The story notes that Mexico is the "second-biggest provider of agricultural products" to the US, "with imports amounting to $21 billion in 2015."

Tom Stenzel, President and CEO of the United Fresh Produce Association, tells the paper that "it is very troubling for world food and agricultural markets for Administration spokespersons to bandy about terms like a 20% tax on all imports from Mexico or other countries ... Consider the impact on American consumers of a 20% hike in the cost of foods such as bananas, mangoes and other products that we simply cannot grow in the United States. Consider also what other countries would do to block U.S. exports in retaliation. As the Administration looks to incentivize manufacturing jobs in the U.S., we urge President Trump to consider the unique nature of food and not place a new food tax on American consumers.”

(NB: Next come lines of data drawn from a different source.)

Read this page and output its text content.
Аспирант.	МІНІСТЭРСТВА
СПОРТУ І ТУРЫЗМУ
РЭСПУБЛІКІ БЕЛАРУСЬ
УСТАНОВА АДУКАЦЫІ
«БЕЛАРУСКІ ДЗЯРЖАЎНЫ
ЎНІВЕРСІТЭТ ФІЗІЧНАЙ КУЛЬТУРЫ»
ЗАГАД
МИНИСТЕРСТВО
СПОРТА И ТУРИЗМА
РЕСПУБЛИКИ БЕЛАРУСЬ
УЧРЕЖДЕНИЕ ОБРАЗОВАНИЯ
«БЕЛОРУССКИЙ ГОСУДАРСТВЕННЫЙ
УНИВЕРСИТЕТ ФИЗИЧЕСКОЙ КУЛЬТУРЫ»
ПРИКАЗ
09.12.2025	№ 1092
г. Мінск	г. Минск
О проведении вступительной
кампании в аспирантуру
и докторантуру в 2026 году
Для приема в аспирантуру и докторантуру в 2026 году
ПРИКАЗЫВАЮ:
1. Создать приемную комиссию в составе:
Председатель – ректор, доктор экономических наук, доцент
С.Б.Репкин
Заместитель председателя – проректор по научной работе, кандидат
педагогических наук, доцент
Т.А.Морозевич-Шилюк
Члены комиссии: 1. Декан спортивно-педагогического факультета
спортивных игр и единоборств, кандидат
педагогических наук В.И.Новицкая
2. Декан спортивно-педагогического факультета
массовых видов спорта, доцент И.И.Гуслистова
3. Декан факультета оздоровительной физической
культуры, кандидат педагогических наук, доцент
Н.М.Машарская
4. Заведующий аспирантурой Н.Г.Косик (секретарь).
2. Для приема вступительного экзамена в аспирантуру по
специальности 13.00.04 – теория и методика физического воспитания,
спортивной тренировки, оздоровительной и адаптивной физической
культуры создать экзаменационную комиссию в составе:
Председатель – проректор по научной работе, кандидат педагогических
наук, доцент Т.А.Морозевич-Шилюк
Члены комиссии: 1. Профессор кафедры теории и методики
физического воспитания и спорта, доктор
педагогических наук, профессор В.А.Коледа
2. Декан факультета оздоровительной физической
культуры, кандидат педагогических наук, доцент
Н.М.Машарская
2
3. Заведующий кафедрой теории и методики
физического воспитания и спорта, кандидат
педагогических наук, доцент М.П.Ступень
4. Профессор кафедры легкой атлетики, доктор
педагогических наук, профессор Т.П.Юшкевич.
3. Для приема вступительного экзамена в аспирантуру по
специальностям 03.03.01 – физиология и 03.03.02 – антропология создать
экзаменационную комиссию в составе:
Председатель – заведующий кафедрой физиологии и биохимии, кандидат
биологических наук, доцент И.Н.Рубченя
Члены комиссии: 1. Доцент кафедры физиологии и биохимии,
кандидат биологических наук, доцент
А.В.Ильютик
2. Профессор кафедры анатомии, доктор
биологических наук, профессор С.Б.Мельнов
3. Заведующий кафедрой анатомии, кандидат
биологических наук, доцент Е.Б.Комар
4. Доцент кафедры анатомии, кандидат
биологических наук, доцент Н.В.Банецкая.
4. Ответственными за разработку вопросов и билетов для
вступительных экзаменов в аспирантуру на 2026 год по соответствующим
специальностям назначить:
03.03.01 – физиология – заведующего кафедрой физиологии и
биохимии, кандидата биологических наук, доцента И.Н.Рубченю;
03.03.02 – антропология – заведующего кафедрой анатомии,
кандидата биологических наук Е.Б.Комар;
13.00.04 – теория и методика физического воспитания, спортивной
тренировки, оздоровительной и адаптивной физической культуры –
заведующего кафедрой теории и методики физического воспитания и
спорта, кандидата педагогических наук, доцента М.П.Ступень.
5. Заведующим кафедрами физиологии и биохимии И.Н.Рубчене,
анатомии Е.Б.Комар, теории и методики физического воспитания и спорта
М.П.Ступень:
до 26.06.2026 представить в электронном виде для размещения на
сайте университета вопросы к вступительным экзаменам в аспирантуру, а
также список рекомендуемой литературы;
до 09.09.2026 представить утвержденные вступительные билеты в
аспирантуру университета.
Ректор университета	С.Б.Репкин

There was some confusion about the exact nature of the proposal yesterday, as the New York Times writes that President Trump "appeared to embrace a proposal by House Republicans that would impose a 20 percent tax on all imported goods. The White House press secretary, Sean Spicer, told reporters that the proceeds would be used to pay for the border wall, estimated to cost as much as $20 billion. But a furious uproar prompted Mr. Spicer to temper his earlier remarks, saying the plan was simply 'one idea' that might work to finance the wall."

The New York Times paints the broader picture: "The idea of a broad tax on importers is suddenly at the center of the Washington policy debate, with the inevitable counting of potential winners and losers.

"Such a tax could hit retailers the hardest if it takes full effect, with their heavy reliance on products as varied as microwave ovens from China and T-shirts from Bangladesh. But few sectors of the American economy and few consumers would be unaffected.

"If such a tax were imposed on imports from around the world, automakers could face hefty tax bills not only for cars imported from Mexico and elsewhere but also for the many auto parts they buy from overseas for their assembly lines in the United States. Chemical companies, supplying practically every industry, could find themselves paying more for feedstocks. And energy companies could wind up paying more for imported oil."

However, there would be winners if the GOP plan were to become law, since it seems as if any border tariff would be combined with a large cut in corporate taxes.
KC's View:
This is a debate in which the food business absolutely must be engaged. If suddenly, a number of popular products are 20 percent more expensive, there could be consumer backlash ... and it may well be at the retailers, not the politicians who engineered the increase.